En l'espèce, la déclaration d'accident du travail du 14 août 2019 mentionne que M. [P] est tombé sur le dos lors de l'entretien d'un cimetière (pièce 1 / intimée).
Le certificat médical initial du 14 août 2019 joint à la déclaration de travail du même jour mentionne «'Chute avec traumatisme dorsal invalidant'» (pièce 2 / intimée).

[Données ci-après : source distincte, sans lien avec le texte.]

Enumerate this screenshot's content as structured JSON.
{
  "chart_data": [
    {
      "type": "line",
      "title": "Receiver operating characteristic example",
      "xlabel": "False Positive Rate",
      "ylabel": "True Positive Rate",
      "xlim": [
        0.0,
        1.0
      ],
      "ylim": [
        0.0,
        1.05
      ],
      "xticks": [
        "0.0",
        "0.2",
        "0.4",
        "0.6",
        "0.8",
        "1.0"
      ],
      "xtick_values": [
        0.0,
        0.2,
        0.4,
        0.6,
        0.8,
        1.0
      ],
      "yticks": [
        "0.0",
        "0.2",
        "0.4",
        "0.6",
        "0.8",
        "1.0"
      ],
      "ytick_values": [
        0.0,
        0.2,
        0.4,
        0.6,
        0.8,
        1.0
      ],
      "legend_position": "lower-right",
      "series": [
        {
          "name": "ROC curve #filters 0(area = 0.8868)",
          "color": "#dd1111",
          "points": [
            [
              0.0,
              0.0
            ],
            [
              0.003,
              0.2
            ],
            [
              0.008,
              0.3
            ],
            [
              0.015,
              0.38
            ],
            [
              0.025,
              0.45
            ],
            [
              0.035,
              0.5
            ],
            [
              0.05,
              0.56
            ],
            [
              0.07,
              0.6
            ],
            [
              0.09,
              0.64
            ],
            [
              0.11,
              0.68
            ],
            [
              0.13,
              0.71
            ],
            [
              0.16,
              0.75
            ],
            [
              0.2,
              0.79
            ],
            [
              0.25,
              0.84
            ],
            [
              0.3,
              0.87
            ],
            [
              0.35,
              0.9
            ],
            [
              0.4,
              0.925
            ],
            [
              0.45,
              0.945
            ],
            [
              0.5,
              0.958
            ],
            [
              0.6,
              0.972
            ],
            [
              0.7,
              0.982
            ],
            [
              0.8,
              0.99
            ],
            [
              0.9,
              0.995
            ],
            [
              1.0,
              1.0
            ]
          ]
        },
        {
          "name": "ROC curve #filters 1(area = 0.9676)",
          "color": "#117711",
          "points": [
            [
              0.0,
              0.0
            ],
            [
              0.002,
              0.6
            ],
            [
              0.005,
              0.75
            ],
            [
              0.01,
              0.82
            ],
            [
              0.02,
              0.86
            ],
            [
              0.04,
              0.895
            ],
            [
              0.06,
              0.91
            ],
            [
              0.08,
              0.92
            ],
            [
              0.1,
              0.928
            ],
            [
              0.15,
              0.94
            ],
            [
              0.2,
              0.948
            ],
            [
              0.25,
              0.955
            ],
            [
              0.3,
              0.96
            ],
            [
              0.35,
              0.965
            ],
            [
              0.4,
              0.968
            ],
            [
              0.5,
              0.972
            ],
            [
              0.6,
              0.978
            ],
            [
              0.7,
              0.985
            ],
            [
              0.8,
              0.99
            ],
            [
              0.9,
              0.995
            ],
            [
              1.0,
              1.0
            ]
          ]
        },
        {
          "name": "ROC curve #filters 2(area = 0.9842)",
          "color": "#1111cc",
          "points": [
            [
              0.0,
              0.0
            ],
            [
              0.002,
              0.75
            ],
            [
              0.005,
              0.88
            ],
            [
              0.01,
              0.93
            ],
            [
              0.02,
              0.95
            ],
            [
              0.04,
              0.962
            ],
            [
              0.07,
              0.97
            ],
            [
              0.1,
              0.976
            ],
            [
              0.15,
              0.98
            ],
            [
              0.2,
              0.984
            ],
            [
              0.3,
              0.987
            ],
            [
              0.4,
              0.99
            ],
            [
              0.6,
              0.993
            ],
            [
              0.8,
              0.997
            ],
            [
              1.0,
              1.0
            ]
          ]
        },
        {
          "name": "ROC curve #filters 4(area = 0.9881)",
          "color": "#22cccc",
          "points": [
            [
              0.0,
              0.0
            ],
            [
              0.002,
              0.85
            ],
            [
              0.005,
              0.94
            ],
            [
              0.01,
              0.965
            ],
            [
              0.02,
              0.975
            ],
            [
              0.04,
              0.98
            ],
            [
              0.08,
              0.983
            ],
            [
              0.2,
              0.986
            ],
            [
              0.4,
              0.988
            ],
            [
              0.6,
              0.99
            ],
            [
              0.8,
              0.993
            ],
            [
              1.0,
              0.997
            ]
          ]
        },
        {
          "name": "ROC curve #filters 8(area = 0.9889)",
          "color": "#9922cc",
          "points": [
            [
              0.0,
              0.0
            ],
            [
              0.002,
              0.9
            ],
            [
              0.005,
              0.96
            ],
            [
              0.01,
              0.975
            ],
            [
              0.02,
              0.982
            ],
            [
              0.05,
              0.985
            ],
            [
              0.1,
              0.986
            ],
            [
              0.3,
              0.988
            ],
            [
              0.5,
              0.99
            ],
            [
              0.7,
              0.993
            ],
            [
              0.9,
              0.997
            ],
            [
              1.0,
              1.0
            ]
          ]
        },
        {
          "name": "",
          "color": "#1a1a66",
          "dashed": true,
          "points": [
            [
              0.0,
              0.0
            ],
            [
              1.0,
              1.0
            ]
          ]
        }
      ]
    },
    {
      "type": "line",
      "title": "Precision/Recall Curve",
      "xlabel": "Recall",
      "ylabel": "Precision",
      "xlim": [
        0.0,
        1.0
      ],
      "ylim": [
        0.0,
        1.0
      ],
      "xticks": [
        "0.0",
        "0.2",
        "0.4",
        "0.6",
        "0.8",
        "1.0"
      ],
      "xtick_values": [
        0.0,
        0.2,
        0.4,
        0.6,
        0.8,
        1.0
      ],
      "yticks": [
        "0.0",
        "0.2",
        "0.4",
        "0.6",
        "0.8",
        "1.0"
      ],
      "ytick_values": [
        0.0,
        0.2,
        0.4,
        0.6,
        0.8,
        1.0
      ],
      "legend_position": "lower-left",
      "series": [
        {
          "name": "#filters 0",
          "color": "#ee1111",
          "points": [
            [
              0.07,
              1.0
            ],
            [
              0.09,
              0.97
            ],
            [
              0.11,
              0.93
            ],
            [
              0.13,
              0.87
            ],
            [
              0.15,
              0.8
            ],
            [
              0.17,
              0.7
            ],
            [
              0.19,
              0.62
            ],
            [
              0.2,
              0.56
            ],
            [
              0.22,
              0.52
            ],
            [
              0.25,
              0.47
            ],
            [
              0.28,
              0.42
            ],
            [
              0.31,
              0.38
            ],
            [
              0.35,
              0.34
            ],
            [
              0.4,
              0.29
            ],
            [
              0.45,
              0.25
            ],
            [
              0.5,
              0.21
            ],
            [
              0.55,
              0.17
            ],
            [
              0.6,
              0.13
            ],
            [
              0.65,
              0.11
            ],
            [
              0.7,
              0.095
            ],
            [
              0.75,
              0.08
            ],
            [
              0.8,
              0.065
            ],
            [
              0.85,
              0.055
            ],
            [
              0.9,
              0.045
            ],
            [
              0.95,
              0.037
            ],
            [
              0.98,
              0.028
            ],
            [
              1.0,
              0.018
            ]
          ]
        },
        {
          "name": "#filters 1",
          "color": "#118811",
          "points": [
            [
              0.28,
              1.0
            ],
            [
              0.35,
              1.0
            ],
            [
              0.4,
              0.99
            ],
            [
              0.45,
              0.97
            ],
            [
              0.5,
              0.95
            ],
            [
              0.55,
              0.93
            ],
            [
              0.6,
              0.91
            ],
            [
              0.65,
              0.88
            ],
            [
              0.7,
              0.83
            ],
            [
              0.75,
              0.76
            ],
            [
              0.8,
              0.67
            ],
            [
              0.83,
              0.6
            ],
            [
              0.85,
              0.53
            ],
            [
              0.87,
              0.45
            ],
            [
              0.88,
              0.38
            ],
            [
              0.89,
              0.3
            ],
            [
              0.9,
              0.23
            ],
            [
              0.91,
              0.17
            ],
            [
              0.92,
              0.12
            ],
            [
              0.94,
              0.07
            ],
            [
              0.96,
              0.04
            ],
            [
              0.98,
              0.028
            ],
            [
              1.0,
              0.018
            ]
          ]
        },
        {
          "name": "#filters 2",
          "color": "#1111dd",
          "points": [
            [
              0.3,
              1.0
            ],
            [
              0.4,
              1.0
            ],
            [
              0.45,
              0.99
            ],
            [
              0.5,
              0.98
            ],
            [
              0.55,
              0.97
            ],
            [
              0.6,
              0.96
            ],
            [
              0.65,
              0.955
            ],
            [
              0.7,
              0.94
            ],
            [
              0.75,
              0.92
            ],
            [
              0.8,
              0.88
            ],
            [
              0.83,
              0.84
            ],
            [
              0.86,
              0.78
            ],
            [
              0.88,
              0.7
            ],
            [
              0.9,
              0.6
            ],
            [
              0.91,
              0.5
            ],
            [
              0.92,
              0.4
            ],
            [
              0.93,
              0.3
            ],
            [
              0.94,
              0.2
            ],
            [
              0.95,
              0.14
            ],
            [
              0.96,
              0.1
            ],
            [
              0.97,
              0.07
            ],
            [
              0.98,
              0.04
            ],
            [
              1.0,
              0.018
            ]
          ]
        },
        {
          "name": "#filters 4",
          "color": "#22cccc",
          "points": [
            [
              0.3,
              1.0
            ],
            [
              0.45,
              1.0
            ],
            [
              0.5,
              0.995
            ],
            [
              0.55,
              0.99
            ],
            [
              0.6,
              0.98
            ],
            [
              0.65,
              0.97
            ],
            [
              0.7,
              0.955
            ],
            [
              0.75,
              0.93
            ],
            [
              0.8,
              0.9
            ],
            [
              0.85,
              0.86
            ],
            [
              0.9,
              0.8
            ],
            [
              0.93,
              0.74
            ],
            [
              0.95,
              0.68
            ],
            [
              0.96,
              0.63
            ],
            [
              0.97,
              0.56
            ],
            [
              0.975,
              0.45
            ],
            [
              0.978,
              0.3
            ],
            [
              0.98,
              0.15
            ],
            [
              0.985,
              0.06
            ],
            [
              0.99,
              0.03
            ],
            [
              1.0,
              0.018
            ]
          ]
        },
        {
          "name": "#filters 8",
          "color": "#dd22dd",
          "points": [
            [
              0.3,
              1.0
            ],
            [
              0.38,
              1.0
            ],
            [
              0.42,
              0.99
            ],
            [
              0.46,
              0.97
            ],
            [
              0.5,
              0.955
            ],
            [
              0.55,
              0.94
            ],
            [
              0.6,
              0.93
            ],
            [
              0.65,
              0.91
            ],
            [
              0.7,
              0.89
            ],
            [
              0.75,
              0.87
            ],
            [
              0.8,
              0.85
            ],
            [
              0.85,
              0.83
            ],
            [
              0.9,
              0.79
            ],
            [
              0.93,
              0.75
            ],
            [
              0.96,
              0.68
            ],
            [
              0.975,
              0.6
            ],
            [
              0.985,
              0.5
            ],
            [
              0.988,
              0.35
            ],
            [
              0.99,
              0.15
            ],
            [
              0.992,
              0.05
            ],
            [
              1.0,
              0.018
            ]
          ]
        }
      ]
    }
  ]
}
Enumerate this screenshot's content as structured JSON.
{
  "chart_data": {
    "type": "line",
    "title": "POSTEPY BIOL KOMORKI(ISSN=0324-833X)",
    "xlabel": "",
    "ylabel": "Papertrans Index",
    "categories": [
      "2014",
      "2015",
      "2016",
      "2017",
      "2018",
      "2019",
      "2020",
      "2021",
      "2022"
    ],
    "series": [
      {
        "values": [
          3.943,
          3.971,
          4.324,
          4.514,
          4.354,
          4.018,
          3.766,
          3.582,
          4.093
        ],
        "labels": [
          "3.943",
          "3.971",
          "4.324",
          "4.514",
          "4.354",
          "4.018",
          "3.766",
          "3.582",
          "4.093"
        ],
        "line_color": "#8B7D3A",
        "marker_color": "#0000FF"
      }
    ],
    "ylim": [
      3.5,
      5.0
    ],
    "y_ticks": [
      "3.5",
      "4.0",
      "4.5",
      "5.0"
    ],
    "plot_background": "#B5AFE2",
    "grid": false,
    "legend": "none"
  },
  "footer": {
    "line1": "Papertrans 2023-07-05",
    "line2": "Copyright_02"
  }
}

Après réception d'un certificat médical final du 29 février 2020 mentionnant «'Fracture post trauma des épineuses et torsion L2 L3 L4'» (mention page 2, pièce 7 / appelante), la caisse a notifié un taux d'Ipp de 20% en suite de la consolidation de l'état de santé en date du 29 février 2020.
Il appartient à la caisse de justifier du bien fondé de la fixation de ce taux dans ses rapports avec l'employeur.
Dans son avis du 26 mai 2020 (pièce 5 / intimée), le docteur [A], médecin conseil de la caisse, a retenu que les séquelles de la victime, à la date de consolidation de l'état de santé le 29 février 2020, résultaient d'une persistance importante des douleurs et d'une gêne fonctionnelle sans déficit neuro-sensitif associé, justifiant un taux d'Ipp de 20'%.
Le docteur [L], médecin désigné par le tribunal (pièce 7 / appelant), a confirmé ce taux au regard de douleurs importantes, du port d'une ceinture lombaire, d'une colonne lombaire consolidée en L2 et L3 mais avec un écart inter-fragmentaire L4, sans atteinte neurologique.
Il résulte de l'examen de ces pièces que le siège des séquelles consolidées telles que relatées par le médecin conseil et le médecin désigné par le tribunal, est conforme au siège des lésions initiales.
D'une part, en l'absence d'autres éléments médicaux relatifs à la constatation des lésions consolidées, il est justifié par la caisse de séquelles indemnisables exclusivement en lien avec les lésions initiales occasionnées par l'accident du travail dont a été victime M. [P] le 14 août 2019.
D'autre part, le médecin conseil et le médecin désigné par le tribunal ont retenu la persistance de douleurs importantes et d'une gêne fonctionnelle, de telles lésions correspondant d'après l'annexe I précitée à un taux d'Ipp compris entre 15'% et 25'%, en concordance avec le taux d'Ipp de 20'% fixé par la caisse.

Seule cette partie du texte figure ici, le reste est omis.